A popular commercially available high-stretch elastic adhesive tape known as KINESIO TEX™, is manufactured by Kinesio Co., Ltd. of Japan and disclosed in U.S. Pat. Nos. 5,861,348 and 7,902,420. This elastic tape is designed for maximum range of motion and provides 140% elasticity (about same as basic elasticity found in skin and muscles), allowing it to work with the body. It does not limit range of motion and ineffective in preventing excessive stretching of the plantar fascia. It is sold in rolls and also has the same disadvantages and tapping difficulties of other adhesive tapes as discussed above.
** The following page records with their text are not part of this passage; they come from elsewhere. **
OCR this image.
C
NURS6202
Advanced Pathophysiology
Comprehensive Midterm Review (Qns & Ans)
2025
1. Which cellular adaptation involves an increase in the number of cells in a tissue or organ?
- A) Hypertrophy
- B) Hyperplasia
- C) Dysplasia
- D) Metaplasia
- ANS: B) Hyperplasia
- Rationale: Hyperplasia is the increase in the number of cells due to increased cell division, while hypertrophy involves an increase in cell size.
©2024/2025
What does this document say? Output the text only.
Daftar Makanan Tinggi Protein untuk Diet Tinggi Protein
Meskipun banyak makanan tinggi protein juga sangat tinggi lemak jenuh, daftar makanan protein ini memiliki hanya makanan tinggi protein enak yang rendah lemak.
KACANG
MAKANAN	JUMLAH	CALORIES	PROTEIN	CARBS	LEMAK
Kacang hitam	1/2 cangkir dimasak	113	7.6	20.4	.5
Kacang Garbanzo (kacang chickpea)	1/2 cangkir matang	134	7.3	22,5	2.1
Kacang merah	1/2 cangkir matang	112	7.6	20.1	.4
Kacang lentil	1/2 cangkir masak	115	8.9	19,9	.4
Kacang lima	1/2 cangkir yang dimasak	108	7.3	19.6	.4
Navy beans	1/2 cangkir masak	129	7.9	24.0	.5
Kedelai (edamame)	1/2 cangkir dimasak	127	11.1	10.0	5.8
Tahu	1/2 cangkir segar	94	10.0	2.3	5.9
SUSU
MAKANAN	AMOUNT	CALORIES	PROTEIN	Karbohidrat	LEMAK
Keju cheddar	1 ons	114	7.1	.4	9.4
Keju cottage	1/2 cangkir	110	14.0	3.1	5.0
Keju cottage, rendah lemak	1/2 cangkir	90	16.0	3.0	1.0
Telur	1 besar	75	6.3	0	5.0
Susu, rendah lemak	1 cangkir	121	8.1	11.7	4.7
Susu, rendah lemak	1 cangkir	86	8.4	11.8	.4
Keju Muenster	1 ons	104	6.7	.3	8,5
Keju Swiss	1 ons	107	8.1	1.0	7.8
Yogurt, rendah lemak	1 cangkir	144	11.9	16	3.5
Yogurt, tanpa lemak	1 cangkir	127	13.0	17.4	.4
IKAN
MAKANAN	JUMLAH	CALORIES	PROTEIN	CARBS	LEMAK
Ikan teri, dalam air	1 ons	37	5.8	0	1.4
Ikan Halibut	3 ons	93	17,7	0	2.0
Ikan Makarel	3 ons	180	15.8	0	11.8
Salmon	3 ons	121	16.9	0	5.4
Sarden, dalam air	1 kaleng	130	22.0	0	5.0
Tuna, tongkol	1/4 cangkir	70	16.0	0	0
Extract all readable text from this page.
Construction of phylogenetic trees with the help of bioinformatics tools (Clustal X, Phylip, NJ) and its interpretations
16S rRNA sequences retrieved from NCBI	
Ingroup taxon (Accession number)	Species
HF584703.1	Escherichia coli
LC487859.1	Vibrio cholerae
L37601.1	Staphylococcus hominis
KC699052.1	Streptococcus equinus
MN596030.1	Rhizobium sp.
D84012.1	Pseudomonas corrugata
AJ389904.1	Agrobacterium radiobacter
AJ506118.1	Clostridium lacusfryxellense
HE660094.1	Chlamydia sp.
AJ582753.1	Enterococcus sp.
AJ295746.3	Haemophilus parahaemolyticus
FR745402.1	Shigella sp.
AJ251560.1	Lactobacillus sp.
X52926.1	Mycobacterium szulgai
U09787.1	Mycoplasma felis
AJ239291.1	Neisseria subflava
Another example of non-surgical treatment for plantar fasciitis is the use of elastic compression sock worn over the patient's foot or an elastic bandage or band worn around the mid-foot. These elastic devices exert compressive forces along the longitudinal and transverse axes of the patient's foot. While some patients may be willing to wear these elastic devices, they are inconvenient and cumbersome. In order to be installed on the foot, these elastic devices must be stretched to fit over the heel and toe or wrapped around the mid-foot. Because they are elastic, they allow the foot to move and stretch. Thus they have limited effectiveness in limiting the tensile stress on the plantar fascia, particularly during the propulsion phase of the gait cycle, as they do not limit deformation of the foot structure under load. Consequently, the plantar fascia may still be subjected to excessive tensile forces during the critical heeling process. Re-subjecting the plantar fascia to tensile forces before it has completely healed may re-aggravate damaged or injured portions of the plantar fascia and undermine the healing process. In addition, these elastic devices are meant to be worn multiple times and may require regular cleaning to avoid odors and foot infections. Also, they may not fit inside a shoe while being worn and may be considered unsightly or become contaminated while walking around without shoes.